Kohler. Supporting an ecosystem of smart hardware.
UX Strategy & Design Oversight
Kohler needed a way to help their users simplify their routines and control their new connected bathroom products.
While Kohler has been creating innovative experiences in the home environment for years, software has never played a major role in their success. We created a unified experience for Kohler that connected all of their new connected products, simplified daily routines, and provided voice control.
Wait, smart what?
Starting from hardware
Before getting started, we knew it was essential that we understood exactly how Kohler’s hardware worked. We worked with Kohler and their development team to understand the features of each of their eight connected products, from showers that turn into steam rooms to self flushing AND heating toilets.
We then created feature matrices that organized each product's function into either control, feedback, or settings. This not only gave us a reference point for design and development, but also gave us an easy way to identify similarities between seemingly disparate products.
Understanding Kohler's users
In addition to understanding the hardware, we needed to understand Kohler’s users. We dove into Kohler’s existing research and realized that their use cases were more experienced-based than we thought. Their users talked about wanting to take their favorite shower every morning or have their kids’ perfect bath waiting for them at night.
The app architecture
As we started building the application, we realized our challenge was two-fold: We needed to create a structure that would not only support granular device control and configuration, but would also allow users to have access to repeatable routines and presets.
The app structure
Our resulting structure split the app into two main categories: Experiences and Products. Experiences give users the ability to start their devices to their specifications with one touch, while Product controls allow Kohler devices to be easily controlled and configured from one place. Additionally, Settings provided a place for all global user configurations.
To help give Kohler an idea of our proposed flow, we identified a high-level map of how we saw the screen flow working out. We used this architecture as a reference point as we began defining more detailed user flows. Eventually this architecture grew into a set of over 100 wireframes that detailed all of the functionality in the application.

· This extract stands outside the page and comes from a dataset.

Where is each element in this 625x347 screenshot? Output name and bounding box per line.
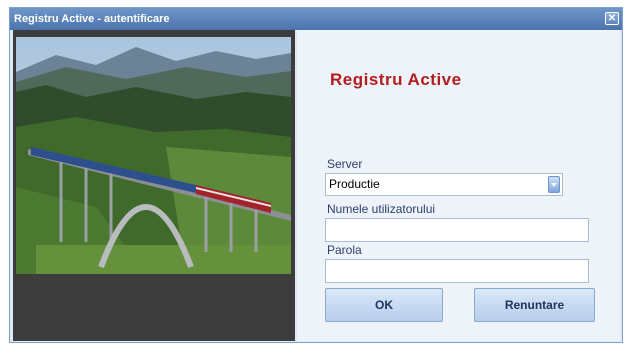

For Experiences, we wanted to give users the ability to create a series of product presets that can quickly accessed from the home screen. However, more than just simple presets, we saw Experiences as the foundation for Kohler’s future connected product experiences.
Creating an experience
Users add experiences from the control view, automatically rolling up all of their pre-defined configurations into the experience. This makes setting up an experience as simple as creating a name.
Once an experience has been created, it gets added to a rail on the home screen where it can be quickly started and stopped. Users can also drill in to see experience details in real time and fine-tune their preferences
The future of Experiences
In the future, as Kohler’s products become more synchronized and more readily controlled by voice and user recognition, we see Experiences as the primary way users will interact with their products. Instead of manually starting or stopping presets, routine experiences could eventually be easily called, scheduled, and managed by conversational interactions or biometric recognition.
Creating the product controls
While experiences give users a quick way to start and stop their Kohler products, detailed device controls allow for straightforward, easy management of multiple smart products and their statuses.
Making the complex feel easy
While each product has varying degrees of functionality and configuration, we created a system that puts the most important controls act the top level and more detailed controls in settings. This simplified these seemingly complex products and focused the user on the most important actions.
Creating a design language
In addition to the UX work, I also worked with my coworker Natalie to come up with a visual design language for the software. We took our cues from the modern feel of Kohler's hardware and the bold character of their current brand language.
Preparing a consistent control library
To maintain consistency, we created a collection of reusable UI elements that could be used across the software. Establishing this library helped ensured that these products would feel familiar to one another and ensured that our dev team could re-use elements across the app.
Designing the hero controls
Prior to this application, all of these products had lived on their own. Since our software was bringing all of these devices together for the first time, we really wanted to create visual controls that would make things feel clear, consistent, and related. During the design process, I worked with our developers to test the feel of these large scale controls.
In the end, we were able to deliver a fully documented app ready to go for CES 2018
Throughout the project we worked closely with Kohler’s product and development teams to make sure we were meeting their expectations and creating an app that actually worked with their hardware and backend infrastructure. At the end of the project, we were able to deliver a complete application ready for development.
After initial development, Kohler took the app and their ecosystem of smart products to CES where they were named as a CES 2018 Innovation Awards Honoree.